China’s ambiguous stance is disappointing to the United States, South Korea, and Japan, but it is also not ideal for North Korea. Pyongyang appeared clearly disturbed by Xi and Trump’s reported discussion of denuclearization, accusing Washington of lying. Days before Xi’s arrival, Kim inspected a new nuclear plant and pledged an “exponential” nuclear expansion. Pyongyang ideally wants to see a Russia-China-North Korea coalition in support of recognition of its nuclear status.
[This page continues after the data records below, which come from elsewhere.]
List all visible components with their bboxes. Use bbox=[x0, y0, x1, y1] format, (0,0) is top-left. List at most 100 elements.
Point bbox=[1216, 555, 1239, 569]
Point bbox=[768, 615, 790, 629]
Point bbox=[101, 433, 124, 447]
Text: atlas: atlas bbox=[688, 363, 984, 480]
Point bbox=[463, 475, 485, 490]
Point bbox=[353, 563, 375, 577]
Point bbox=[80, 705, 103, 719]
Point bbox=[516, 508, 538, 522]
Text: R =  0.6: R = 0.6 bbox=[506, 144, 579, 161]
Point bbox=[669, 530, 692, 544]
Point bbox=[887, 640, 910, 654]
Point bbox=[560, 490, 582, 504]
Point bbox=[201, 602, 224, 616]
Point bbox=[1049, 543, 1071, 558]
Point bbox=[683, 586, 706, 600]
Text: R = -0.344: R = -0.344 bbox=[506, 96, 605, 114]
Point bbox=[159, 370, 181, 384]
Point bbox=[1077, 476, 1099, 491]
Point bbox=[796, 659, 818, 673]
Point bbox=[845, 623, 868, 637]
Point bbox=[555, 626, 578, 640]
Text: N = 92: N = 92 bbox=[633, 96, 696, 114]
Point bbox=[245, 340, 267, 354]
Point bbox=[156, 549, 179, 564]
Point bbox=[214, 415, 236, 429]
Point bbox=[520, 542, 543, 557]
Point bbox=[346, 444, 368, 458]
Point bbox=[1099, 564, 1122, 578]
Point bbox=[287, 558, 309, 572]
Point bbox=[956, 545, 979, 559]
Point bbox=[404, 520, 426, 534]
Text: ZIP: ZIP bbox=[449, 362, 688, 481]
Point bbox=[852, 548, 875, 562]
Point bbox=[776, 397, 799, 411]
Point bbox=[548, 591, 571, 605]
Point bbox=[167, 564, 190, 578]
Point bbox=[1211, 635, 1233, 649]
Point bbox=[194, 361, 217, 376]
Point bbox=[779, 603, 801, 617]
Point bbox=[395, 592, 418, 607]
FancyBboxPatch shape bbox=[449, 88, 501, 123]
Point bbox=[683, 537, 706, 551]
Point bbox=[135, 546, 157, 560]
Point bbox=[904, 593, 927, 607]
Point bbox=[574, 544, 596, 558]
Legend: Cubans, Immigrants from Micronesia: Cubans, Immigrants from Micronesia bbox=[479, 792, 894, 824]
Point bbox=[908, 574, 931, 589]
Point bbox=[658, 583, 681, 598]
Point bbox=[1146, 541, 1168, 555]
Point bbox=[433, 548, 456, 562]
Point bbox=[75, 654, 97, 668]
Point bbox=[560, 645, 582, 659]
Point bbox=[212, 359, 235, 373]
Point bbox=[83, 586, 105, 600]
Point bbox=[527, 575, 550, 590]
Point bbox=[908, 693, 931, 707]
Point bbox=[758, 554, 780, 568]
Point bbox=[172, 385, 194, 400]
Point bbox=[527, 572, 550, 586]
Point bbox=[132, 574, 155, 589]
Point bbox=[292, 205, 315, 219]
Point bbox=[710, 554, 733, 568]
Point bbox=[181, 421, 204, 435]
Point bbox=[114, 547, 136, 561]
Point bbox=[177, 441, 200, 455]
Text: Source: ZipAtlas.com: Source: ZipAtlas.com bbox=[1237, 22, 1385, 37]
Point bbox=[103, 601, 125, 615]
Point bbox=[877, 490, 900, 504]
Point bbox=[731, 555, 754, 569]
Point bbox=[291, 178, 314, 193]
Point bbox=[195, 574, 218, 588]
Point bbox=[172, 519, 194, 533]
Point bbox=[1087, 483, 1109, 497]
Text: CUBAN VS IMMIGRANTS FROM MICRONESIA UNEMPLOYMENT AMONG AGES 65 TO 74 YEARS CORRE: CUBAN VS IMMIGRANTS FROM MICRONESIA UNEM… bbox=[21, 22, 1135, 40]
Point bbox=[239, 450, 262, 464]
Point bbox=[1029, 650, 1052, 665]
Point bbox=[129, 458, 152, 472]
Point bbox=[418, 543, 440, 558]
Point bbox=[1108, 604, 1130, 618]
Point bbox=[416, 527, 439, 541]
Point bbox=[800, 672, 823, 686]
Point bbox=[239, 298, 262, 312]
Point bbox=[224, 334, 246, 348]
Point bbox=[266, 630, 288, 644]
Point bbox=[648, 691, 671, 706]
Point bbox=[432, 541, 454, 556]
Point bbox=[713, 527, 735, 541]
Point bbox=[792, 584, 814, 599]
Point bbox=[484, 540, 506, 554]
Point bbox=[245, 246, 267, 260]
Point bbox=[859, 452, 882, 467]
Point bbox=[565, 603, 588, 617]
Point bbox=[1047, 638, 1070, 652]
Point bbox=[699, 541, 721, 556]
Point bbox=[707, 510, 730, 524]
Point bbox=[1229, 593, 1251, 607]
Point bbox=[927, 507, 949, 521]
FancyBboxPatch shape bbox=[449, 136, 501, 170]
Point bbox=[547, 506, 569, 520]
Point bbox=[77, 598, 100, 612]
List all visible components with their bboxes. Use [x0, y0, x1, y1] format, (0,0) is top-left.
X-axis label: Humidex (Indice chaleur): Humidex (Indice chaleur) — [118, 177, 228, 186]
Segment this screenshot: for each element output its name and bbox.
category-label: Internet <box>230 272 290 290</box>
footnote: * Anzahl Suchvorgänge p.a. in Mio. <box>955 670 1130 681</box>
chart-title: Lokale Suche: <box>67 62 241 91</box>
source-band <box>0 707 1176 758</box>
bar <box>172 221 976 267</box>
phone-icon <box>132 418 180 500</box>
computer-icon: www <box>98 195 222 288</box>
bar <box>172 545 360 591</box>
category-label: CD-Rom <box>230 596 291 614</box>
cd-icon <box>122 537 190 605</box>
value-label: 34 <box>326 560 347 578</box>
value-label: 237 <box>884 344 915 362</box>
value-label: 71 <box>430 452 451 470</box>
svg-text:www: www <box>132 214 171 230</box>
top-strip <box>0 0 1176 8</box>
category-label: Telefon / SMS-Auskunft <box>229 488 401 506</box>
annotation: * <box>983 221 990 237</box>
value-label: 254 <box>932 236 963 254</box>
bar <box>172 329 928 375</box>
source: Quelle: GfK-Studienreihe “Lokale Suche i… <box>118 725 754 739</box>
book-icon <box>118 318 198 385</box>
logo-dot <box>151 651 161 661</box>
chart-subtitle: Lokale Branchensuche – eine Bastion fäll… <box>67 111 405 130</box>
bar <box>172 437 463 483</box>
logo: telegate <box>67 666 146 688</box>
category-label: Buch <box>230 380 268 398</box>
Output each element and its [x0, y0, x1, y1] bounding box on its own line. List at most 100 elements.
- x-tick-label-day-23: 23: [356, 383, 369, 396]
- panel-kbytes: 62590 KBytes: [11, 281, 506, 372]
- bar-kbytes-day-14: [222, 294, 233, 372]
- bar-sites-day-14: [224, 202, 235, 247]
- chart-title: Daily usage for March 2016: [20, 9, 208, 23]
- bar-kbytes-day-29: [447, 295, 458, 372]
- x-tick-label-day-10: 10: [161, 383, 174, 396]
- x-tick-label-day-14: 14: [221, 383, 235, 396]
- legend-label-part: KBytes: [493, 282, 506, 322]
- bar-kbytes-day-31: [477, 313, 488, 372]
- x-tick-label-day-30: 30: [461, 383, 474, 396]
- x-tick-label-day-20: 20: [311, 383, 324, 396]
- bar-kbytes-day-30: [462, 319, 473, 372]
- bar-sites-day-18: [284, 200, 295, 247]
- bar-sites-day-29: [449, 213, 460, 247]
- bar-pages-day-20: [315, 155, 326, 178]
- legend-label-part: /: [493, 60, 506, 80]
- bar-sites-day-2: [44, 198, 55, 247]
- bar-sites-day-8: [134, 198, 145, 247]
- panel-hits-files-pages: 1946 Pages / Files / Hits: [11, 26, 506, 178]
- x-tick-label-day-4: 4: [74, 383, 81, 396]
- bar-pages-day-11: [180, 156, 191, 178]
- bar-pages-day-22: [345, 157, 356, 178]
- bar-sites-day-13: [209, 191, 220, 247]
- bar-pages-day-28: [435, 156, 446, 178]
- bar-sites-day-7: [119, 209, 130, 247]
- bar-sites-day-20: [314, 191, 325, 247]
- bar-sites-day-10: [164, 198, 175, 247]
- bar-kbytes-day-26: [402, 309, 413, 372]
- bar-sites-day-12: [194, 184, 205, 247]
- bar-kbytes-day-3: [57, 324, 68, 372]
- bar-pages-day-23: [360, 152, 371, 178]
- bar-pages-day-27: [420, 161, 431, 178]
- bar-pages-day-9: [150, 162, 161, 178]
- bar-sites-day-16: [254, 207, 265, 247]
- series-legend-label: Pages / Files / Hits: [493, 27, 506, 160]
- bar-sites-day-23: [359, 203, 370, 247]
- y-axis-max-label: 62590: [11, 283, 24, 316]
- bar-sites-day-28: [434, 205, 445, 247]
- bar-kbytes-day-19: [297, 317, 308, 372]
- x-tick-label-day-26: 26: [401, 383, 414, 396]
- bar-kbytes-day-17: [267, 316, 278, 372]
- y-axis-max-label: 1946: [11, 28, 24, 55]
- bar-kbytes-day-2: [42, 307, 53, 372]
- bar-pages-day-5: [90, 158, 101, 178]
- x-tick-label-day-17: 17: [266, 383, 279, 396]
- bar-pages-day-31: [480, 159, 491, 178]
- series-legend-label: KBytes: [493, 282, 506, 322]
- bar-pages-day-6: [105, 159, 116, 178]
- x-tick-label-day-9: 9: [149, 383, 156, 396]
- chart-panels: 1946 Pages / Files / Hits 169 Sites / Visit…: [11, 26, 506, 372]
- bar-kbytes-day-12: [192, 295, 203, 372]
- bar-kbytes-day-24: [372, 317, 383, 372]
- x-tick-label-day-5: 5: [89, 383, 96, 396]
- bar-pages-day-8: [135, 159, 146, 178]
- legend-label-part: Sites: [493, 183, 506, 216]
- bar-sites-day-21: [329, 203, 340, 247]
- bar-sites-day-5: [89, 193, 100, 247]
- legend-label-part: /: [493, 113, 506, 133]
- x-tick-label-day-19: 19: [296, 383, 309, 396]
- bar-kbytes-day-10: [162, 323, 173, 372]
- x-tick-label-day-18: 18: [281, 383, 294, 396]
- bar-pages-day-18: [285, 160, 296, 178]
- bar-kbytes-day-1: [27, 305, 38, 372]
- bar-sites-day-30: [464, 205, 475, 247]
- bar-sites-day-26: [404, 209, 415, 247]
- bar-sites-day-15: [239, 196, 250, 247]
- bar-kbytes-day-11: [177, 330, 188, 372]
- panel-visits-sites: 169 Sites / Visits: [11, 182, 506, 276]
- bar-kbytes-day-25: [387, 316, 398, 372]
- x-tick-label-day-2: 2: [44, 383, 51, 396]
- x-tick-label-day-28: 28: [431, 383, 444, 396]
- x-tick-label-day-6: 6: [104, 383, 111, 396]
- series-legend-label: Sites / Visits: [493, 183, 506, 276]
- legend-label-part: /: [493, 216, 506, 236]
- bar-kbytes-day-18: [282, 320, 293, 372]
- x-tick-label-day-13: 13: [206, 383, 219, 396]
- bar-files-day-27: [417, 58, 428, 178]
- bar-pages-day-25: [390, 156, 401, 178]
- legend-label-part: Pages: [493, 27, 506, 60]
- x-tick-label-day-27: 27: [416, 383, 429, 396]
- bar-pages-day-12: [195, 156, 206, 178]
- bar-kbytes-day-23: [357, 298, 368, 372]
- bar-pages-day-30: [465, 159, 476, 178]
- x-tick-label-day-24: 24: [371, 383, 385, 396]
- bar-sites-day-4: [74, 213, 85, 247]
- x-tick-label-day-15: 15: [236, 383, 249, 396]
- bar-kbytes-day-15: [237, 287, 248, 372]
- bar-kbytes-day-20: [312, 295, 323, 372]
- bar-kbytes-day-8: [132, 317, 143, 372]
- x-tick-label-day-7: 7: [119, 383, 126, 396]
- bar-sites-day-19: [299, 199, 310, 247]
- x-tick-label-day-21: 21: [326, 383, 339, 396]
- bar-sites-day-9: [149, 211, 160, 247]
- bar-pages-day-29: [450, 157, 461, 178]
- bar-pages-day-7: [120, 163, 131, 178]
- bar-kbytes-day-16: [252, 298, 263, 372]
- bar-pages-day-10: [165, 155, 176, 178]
Russian officials now publicly endorse North Korea’s nuclear status, calling denuclearization “a closed issue” and nuclear weapons “the key to North Korea’s prosperity.” Beijing, for its part, has yet to show any willingness to follow Moscow’s path.
Ultimately, the Xi-Kim summit portended continued strategic gaps in the China-North Korea alliance. The United States, South Korea, and Japan can exploit these gaps by pursuing more proactive diplomacy with China. To prevent the militarization of the China-North Korea alliance, or, more precisely, to avoid driving Beijing toward that path, Washington, Seoul, and Tokyo can collectively work to reassure Beijing that they do not aim to undermine China’s core security interests. Simultaneously, they can seek Beijing’s reassurance that it will not pursue military cooperation with Pyongyang.
Improving China-North Korea ties also presents an opportunity for the United States, South Korea, and Japan to increase regional communication in dealing with North Korea. Beijing will not pressure Pyongyang to denuclearize; that era is over. Nonetheless, Beijing, Washington, Seoul, and Tokyo all share an interest in reducing instability on the Korean Peninsula and preventing an emboldened Pyongyang from creating a crisis. Beijing could play a positive role here, and Washington, Seoul, and Tokyo could benefit from stepping up engagement with Beijing.